Once again, return to SQL Server Management Studio and query the sys.dm_exec_cached_plans
view, and you will see that the results have not changed. There is only
one plan in the cache for this form of the query, even though it has
just been run 2,048 times with different parameter values. This
indicates that parameterization is working, and the server does not need
to do extra work to compile the query every time a slightly different
form of it is issued.
Now that a positive baseline has been established, let's investigate what happens when queries are not properly parameterized. Back in SQLQueryStress, enter the following query into the Query textbox:
DECLARE @sql VARCHAR(MAX)
SET @sql =
'SELECT *
FROM HumanResources.Employee
WHERE EmployeeId IN (' +
CONVERT(VARCHAR, @EmpId1) + ', ' +
CONVERT(VARCHAR, @EmpId2) + ')'
EXEC(@sql)
Since
SQLQueryStress uses parameterized queries for its parameter substitution
mode, a bit of tweaking is necessary to get it to load test
nonparameterized queries with substitution. In this case, a dynamic SQL
string is built using the input parameters and the resultant query
executed using the EXECUTE statement. Once you're
ready, click GO to start the run. The results of the run from my system
are shown in Figure 6.
The end result shown
here should be enough to make you a believer in the power of
parameterization. But just in case you're still not sure, jump back into
SQL Server Management Studio one final time and query the sys.dm_exec_cached_plans view for a nice surprise. The abbreviated results of the query as run on my system are shown in Figure 7.
Running 2,048
nonparameterized ad hoc queries with different parameters resulted in
2,048 additional cached plans.
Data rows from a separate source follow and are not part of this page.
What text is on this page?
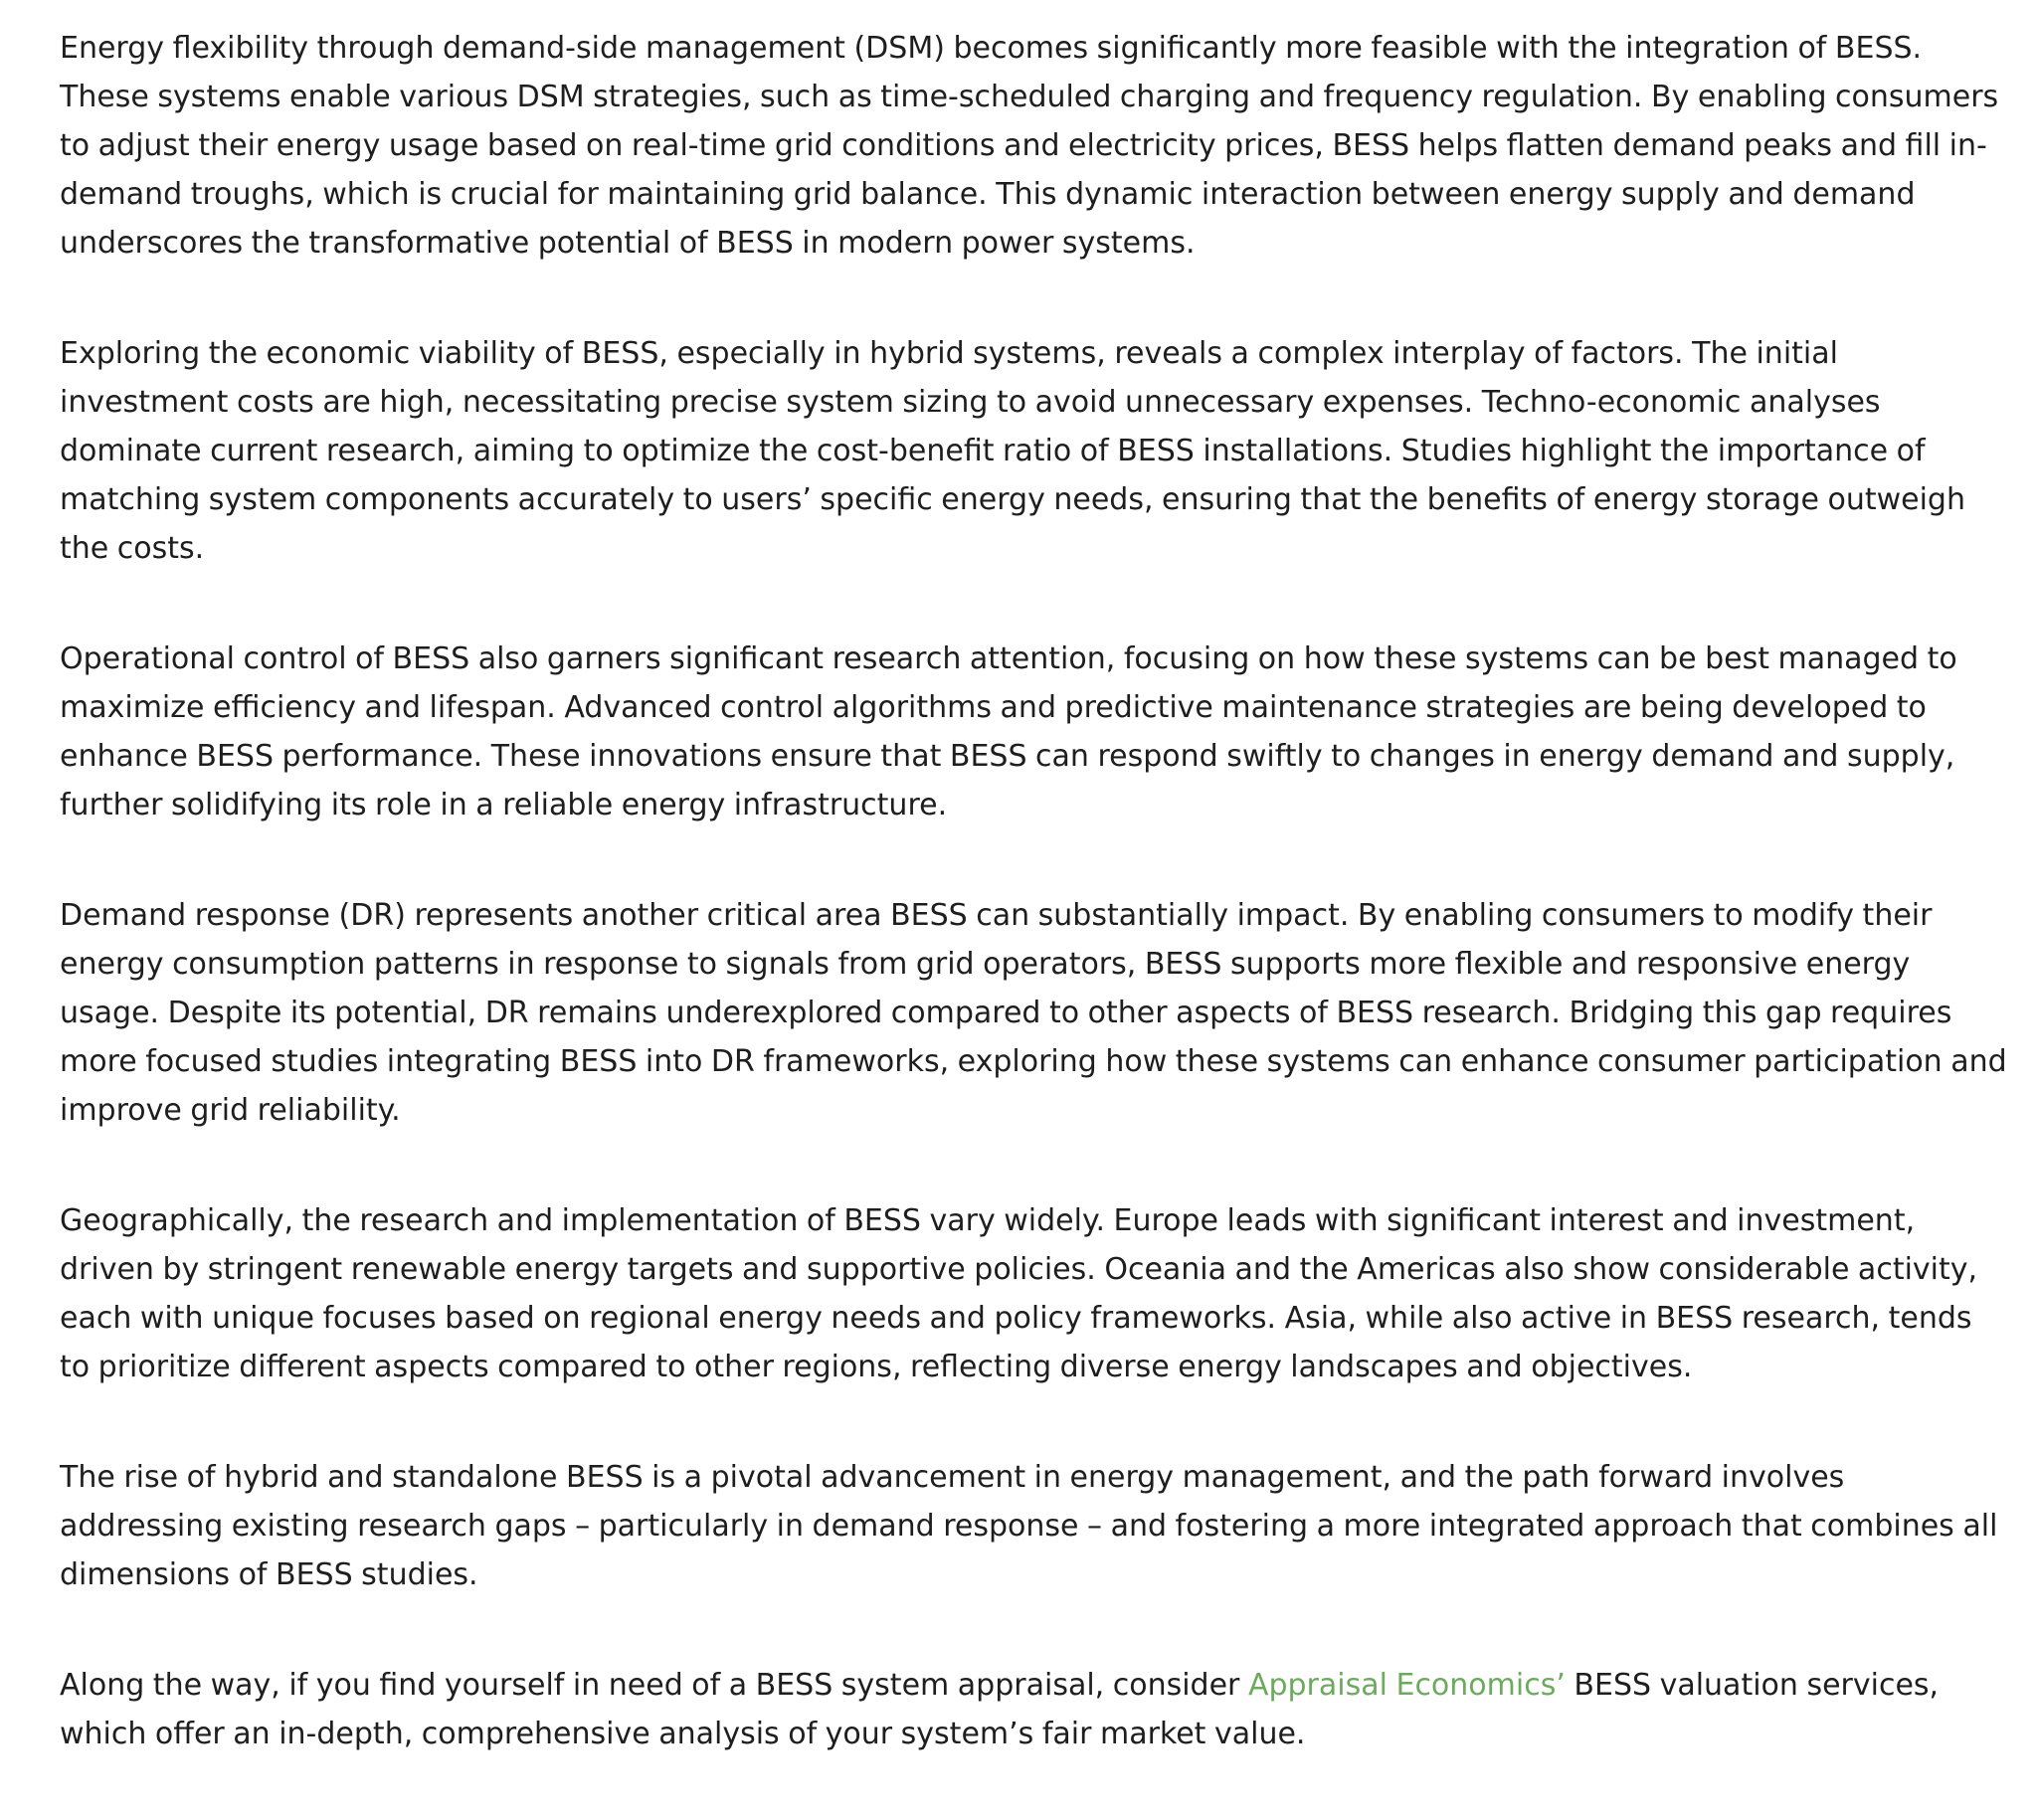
Energy flexibility through demand-side management (DSM) becomes significantly more feasible with the integration of BESS. These systems enable various DSM strategies, such as time-scheduled charging and frequency regulation. By enabling consumers to adjust their energy usage based on real-time grid conditions and electricity prices, BESS helps flatten demand peaks and fill in-demand troughs, which is crucial for maintaining grid balance. This dynamic interaction between energy supply and demand underscores the transformative potential of BESS in modern power systems.

Exploring the economic viability of BESS, especially in hybrid systems, reveals a complex interplay of factors. The initial investment costs are high, necessitating precise system sizing to avoid unnecessary expenses. Techno-economic analyses dominate current research, aiming to optimize the cost-benefit ratio of BESS installations. Studies highlight the importance of matching system components accurately to users’ specific energy needs, ensuring that the benefits of energy storage outweigh the costs.

Operational control of BESS also garners significant research attention, focusing on how these systems can be best managed to maximize efficiency and lifespan. Advanced control algorithms and predictive maintenance strategies are being developed to enhance BESS performance. These innovations ensure that BESS can respond swiftly to changes in energy demand and supply, further solidifying its role in a reliable energy infrastructure.

Demand response (DR) represents another critical area BESS can substantially impact. By enabling consumers to modify their energy consumption patterns in response to signals from grid operators, BESS supports more flexible and responsive energy usage. Despite its potential, DR remains underexplored compared to other aspects of BESS research. Bridging this gap requires more focused studies integrating BESS into DR frameworks, exploring how these systems can enhance consumer participation and improve grid reliability.

Geographically, the research and implementation of BESS vary widely. Europe leads with significant interest and investment, driven by stringent renewable energy targets and supportive policies. Oceania and the Americas also show considerable activity, each with unique focuses based on regional energy needs and policy frameworks. Asia, while also active in BESS research, tends to prioritize different aspects compared to other regions, reflecting diverse energy landscapes and objectives.

The rise of hybrid and standalone BESS is a pivotal advancement in energy management, and the path forward involves addressing existing research gaps – particularly in demand response – and fostering a more integrated approach that combines all dimensions of BESS studies.

Along the way, if you find yourself in need of a BESS system appraisal, consider Appraisal Economics’ BESS valuation services, which offer an in-depth, comprehensive analysis of your system’s fair market value.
That means not only the slowdown apparent
in the average seconds per iteration counters (resulting from the
additional compilation), but also that quite a bit of RAM is now wasted
in the query plan cache. In SQL Server 2005, queries are aged out of the
plan cache on a least-recently-used basis, and depending on the
server's workload it can take quite a bit of time for unused plans to be
removed.
In
a large production environment, not using parameterized queries can
result in gigabytes of RAM being wasted caching query plans that will
never be used again. This is obviously not a good thing! So please—for
the sake of all of that RAM—learn to use your connection library's
parameterized query functionality and avoid falling into this trap.